A hipócrita e o filósofo

Yongzhi Chu, MONKEY TRAINING FOR A CIRCUS

Costuma-se dizer, nunca discutas com um idiota, porque ele arrasta-te ao nível dele e ganha-te em experiência. Creio que o mesmo se aplicará aos filósofos, mestres nas estratégias de argumentação, excepto naquilo do arrastanço. Não é pois sem receio que escrevo este texto, sabendo de que me arrisco a uma tareia pública.

A derrota dos porcos, do professor José Ricardo Costa, é um texto que mistura alimentação omnívora com espectáculos circenses e tauromaquia. Uma chamada de atenção à nossa hipocrisia. Penso, e logo eu, que detesto circos, zoos, corridas de cães e de cavalos, lutas de galos, orcas a fazer o pino, golfinhos a comer à mão, animais selvagens em cativeiro, nem que banhado a ouro em casas de Hollywood, moscas esborrachadas nas paredes, osgas assassinadas por donas de casa histéricas, lobos, linces e raposas em casacos, jacarés em malas, rabos de coelhos em porta-chaves, mas que caraças, por que razão ainda não consegui abdicar da necessidade básica de comer carne? Necessidade básica, duvidarão os cépticos vegetarianos, Pois, creio que sim, ainda que coma muito pouca, e afinal, não são os peixes também bichinhos? Terei de ficar reduzida às frutas, cereais, hortaliças e leguminosas, para desejar o fim da selvajaria que é a tourada? É que, vendo bem, é diferente de querer salvar o mundo, ou querer ser presidente da república portuguesa. 

Se podemos discutir a produção de carne, as regras em que é feita, a sua massificação, as condições em que os animais são transportados, o seu consumo excessivo? Claro que sim. Diria mais, é urgente! Não só da carne, mas também do leite e dos ovos. Se fechamos os olhos a essa discussão, para que a consciência nos beije quando nos morde? [belíssima citação, uma provocação erótica, quase diria]. Pois com certeza que sim, que estou de acordo com o professor José Ricardo Costa. Podemos minorar o sofrimento, mas - nós, os omnívoros - sabemos que não podemos poupar os animais à morte, porque é nosso desejo comê-los (eu diria necessidade, mas já percebi que tenho alternativas). Não questiono a morte dos animais, chamo-lhe cadeia alimentar, [eles na cadeia, eu a alimentar(me), troçarão os comediantes e eu saberei rir-me de mim também], mas sim o perpetuar do sofrimento/sacrifício de um animal, de cornos embolados e espicaçado antes de entrar na arena ruidosa, não vá estar em vantagem ao toureiro, durante longas horas, para regozijo de grandes e pequenos (que ali não há cá censuras à violência, isso é nos filmes americanos) e manutenção de uma industria que alimenta muitas Ganadarias e Câmaras Municipais.

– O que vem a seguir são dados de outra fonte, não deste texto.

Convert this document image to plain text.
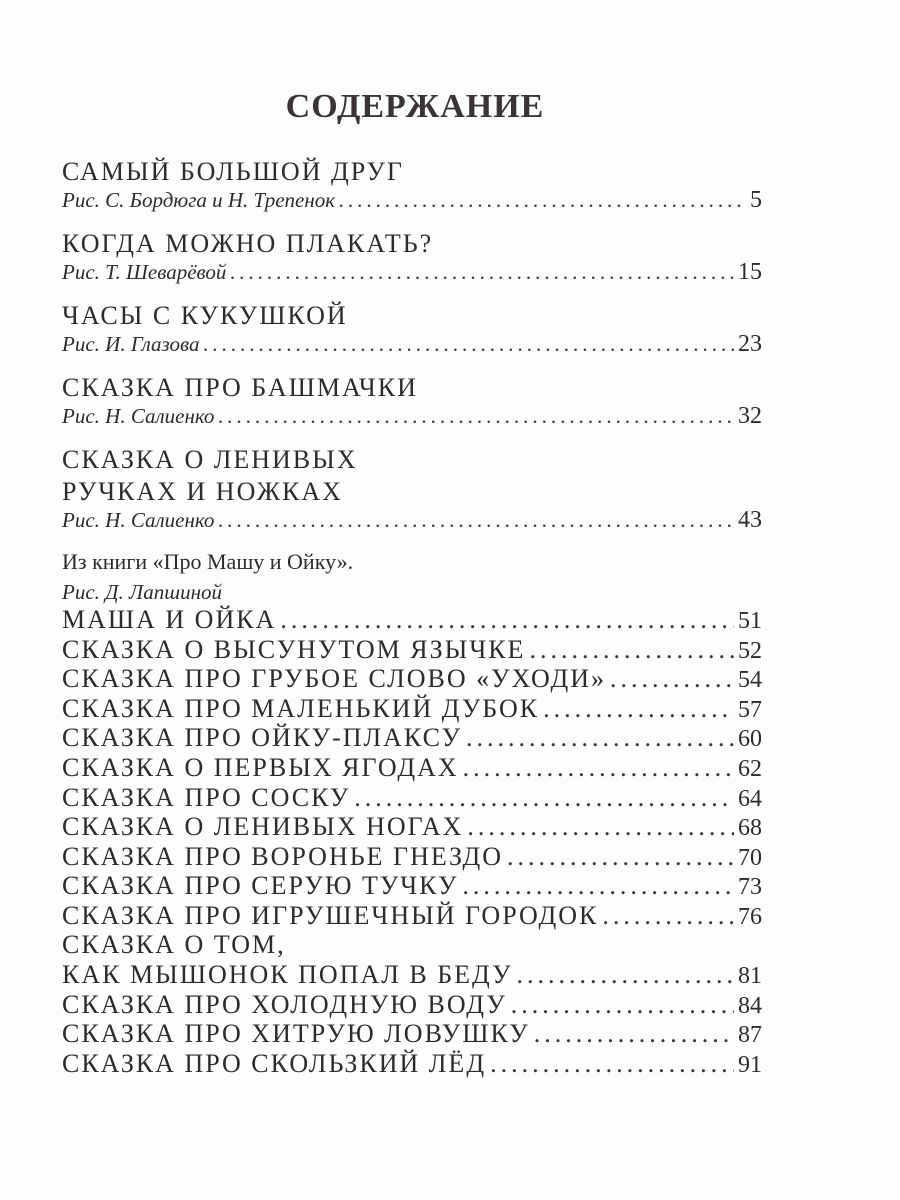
СОДЕРЖАНИЕ
САМЫЙ БОЛЬШОЙ ДРУГ
Рис. С. Бордюга и Н. Трепенок .....	5
КОГДА МОЖНО ПЛАКАТЬ?
Рис. Т. Шеварёвой .....	15
ЧАСЫ С КУКУШКОЙ
Рис. И. Глазова .....	23
СКАЗКА ПРО БАШМАЧКИ
Рис. Н. Салиенко .....	32
СКАЗКА О ЛЕНИВЫХ
РУЧКАХ И НОЖКАХ
Рис. Н. Салиенко .....	43
Из книги «Про Машу и Ойку».
Рис. Д. Лапшиной
МАША И ОЙКА .....	51
СКАЗКА О ВЫСУНУТОМ ЯЗЫЧКЕ .....	52
СКАЗКА ПРО ГРУБОЕ СЛОВО «УХОДИ» .....	54
СКАЗКА ПРО МАЛЕНЬКИЙ ДУБОК .....	57
СКАЗКА ПРО ОЙКУ-ПЛАКСУ .....	60
СКАЗКА О ПЕРВЫХ ЯГОДАХ .....	62
СКАЗКА ПРО СОСКУ .....	64
СКАЗКА О ЛЕНИВЫХ НОГАХ .....	68
СКАЗКА ПРО ВОРОНЬЕ ГНЕЗДО .....	70
СКАЗКА ПРО СЕРУЮ ТУЧКУ .....	73
СКАЗКА ПРО ИГРУШЕЧНЫЙ ГОРОДОК .....	76
СКАЗКА О ТОМ,
КАК МЫШОНОК ПОПАЛ В БЕДУ .....	81
СКАЗКА ПРО ХОЛОДНУЮ ВОДУ .....	84
СКАЗКА ПРО ХИТРУЮ ЛОВУШКУ .....	87
СКАЗКА ПРО СКОЛЬЗКИЙ ЛЁД .....	91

Para terminar, e porque nutro sincera admiração por pessoas inteligentes, e o professor José Ricardo Costa é uma pessoa muitíssimo inteligente e com sentido de humor, resta-me dizer-lhe, caro Professor, que entendo onde pretende chegar, possivelmente até terá razão, eu hipócrita, me confesso. Talvez tenha chegado a hora de aceitar que apenas a erva nos purifica aos olhos de Deus. Ups, esqueci-me, Deus está morto, certo? Devia ler mais Nietzsche.